Os erros de Dilma estão na má implementação do PAC (Programa de Aceleração do Crescimento), na incompatibilidade entre as atribuições conferidas à Petrobras e o congelamento de tarifas de combustível, na distribuição de subsídios fiscais ignorando os alertas dos técnicos do Tesouro, na falta de indicadores de acompanhamento do Fies e da Pronatec. Ou seja, erros claros de gestão, que nada tem a ver com uma suposta nova matriz econômica.
Assim como as fraquezas de José Serra, Geraldo Alckmin, Aécio Neves, na incapacidade de definir uma meta modernizante sequer e implementá-la de forma eficaz – com exceção das tentativas iniciais do “choque de gestão” de Minas.
Hoje em dia há uma infinidade de boas ideias e bons projetos gravitando em torno de temas educacionais, regionais, mobilidade urbana, educação, políticas industriais, movimentos de inovação, formas de aprofundamento da democracia participativa.

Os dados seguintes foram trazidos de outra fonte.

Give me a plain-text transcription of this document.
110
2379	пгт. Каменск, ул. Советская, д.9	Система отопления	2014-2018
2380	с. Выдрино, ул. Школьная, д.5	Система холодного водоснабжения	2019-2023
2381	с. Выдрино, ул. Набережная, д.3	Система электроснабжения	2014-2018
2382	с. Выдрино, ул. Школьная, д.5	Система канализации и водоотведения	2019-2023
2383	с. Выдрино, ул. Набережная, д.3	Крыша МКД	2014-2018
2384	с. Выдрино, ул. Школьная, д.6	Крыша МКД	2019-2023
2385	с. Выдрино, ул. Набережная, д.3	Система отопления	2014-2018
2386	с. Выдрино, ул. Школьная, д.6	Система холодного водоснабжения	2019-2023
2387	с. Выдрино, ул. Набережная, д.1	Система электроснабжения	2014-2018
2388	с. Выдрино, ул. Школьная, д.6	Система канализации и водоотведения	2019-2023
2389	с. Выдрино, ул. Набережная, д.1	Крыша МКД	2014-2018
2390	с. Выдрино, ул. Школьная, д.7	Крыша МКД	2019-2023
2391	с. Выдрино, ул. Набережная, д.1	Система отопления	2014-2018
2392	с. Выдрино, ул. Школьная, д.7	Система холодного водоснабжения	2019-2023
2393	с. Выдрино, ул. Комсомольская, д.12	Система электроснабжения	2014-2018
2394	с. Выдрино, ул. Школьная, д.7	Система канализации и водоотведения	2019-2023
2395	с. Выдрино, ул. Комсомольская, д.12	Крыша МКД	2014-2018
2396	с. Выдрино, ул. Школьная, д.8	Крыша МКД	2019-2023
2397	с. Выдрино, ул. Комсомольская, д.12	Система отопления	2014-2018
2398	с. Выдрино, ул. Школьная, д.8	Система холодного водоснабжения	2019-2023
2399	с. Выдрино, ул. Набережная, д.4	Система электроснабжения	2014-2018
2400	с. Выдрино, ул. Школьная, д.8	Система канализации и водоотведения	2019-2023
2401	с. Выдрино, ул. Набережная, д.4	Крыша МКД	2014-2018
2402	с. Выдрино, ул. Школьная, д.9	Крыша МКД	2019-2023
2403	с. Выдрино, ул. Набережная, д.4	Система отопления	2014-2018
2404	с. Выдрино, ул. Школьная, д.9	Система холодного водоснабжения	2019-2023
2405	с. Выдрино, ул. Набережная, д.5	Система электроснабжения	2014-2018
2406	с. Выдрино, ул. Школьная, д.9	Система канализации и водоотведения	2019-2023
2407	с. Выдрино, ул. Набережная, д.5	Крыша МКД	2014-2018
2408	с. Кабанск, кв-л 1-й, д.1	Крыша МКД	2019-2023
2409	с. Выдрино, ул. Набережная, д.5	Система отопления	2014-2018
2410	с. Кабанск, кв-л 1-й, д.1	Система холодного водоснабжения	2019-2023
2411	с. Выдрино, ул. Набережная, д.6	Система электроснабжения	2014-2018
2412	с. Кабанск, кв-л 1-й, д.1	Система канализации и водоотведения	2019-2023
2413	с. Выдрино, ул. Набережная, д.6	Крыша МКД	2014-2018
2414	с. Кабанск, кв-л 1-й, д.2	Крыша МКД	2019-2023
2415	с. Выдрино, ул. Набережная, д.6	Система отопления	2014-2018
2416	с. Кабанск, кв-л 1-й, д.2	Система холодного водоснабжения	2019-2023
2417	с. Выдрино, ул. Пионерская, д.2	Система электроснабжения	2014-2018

O que o PT tem a oferecer? As ideias do Instituto Perseu Abramo que não são nem aproveitadas nem assimiladas pela direção.
O que o PSDB tem a oferecer? Sequer ideias, porque o Instituto Teotônio Vilella virou objeto de barganha. Ou seja, o partido que pretende investir contra o aparelhamento do PT aparelha até aquele que deveria ser o centro do seu novo pensamento.
O álibi de FHC, de que o PSDB não tem um programa rígido por não ser um partido de caciques, é piada. Não tem um programa rígido, hoje em dia sequer valores, por ser um partido de caciques incapazes de uma visão consistente de país.
 
Certa vez, FHC definiu-se a ele, Serra e Aécio como os “malacas”. O termo se aplica a um estilo de político voltado especificamente para cavalgar as ondas de fumaça da mídia. FHC, o iluminista, não se pejou de incentivar Rebeldes Online e companhia quando viu alguma vantagem nisso. E teve reação débil e dúbia quando as bestas saíram das profundezas para investir na intolerância e nas políticas regressivas em relação aos avanços sociais e morais.
Aliás, teve papel direto na promoção do discurso de intolerância que, saindo da mídia, inoculou irreversivelmente o partido de Mário Covas.
 
Por tudo isso, a cara do partido continuará  inevitavelmente Carlos Sampaio, Aloyzio Nunes, Serra. Com FHC a única diferença será a firula acadêmica de, dez vez em quando, rechear com algumas citações de terceiros.